I’m not sure what you mean by that. The original problem laid out that the angle will never be more than 180 degrees. This solution assumes that, so we don’t have to deal with finding the furthest apart pairs, but can just take the min and max.
The trick with using the magnitude instead of the angle also still works, but the magnitude is not
v1.X * v2.X + v1.Z * v2.Z
but
local v = v1-v2
local magnitude = math.sqrt(v.X^2 + v.Z^2)
Provided there is no Y component (though it would be easy to account for).
Since we just care about ordering highest to lowest, the heaviest operation in there (the square root) is not needed.

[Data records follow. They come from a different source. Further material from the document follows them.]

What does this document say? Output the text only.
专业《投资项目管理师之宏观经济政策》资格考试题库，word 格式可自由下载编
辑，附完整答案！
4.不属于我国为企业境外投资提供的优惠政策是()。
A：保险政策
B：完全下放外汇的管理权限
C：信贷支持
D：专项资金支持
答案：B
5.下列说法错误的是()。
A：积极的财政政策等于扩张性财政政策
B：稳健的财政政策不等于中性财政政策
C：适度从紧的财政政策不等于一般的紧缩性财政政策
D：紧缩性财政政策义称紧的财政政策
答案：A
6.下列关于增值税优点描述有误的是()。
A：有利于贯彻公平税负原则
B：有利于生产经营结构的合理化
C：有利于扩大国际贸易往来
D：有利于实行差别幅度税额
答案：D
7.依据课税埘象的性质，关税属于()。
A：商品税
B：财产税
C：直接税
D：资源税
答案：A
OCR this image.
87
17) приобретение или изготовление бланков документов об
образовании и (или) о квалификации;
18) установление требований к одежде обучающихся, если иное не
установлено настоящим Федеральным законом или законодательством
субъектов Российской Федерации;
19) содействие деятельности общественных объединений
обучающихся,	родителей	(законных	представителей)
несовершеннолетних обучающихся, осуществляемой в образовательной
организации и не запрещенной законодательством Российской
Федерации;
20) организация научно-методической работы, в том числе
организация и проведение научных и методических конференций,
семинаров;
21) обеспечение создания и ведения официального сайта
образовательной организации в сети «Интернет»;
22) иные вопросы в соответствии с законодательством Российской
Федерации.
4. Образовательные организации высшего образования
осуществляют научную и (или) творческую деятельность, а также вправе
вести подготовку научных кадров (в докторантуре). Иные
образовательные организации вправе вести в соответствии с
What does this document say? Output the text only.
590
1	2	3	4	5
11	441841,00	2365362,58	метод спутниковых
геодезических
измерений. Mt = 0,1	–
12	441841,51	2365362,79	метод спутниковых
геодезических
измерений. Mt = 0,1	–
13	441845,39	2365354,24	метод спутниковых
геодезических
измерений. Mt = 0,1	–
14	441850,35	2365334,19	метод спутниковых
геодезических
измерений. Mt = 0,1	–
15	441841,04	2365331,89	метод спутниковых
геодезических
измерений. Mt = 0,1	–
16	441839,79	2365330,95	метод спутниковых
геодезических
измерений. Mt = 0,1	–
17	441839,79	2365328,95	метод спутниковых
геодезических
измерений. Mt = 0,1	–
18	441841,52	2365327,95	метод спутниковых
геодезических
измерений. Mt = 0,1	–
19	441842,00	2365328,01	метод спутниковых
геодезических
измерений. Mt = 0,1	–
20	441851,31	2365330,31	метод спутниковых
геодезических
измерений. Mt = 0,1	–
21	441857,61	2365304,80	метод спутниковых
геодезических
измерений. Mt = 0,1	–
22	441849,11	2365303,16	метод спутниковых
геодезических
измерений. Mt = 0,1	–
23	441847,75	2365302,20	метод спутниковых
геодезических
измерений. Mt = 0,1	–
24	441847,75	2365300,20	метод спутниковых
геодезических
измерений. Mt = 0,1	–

The unit vector of the cross product indeed should be [0,1,0] or [0,-1,0] on a horizontal plane, unless the input vectors point in exactly the same or opposite directions, which would give [0,0,0]. The cross product is defined as
cx = v1.Y*v2.Z − v1.Z*v2.Y
cy = v1.Z*v2.X − v1.X*v2.Z
cz = v1.X*v2.Y - v1.Y*v2.X
local cross = Vector3.new(cx, cy, cz)
But since we only need the Y component, we don’t need to call the whole :Cross() function.
But as mentioned, I probably wouldn’t do that, since the original solution is more general. If later you want to compare vectors in vertical planes, you would have to undo the optimizations and rethink the whole problem. While even with a lot of vectors, the gain would probably be minimal: percentually yes, but in absolute numbers, no one will ever notice the difference. A more important difference that is noticed is the hours of dev time needed to work with the code later when maintenance or updates are required. Though I mean this more as a general rule than specific to this problem.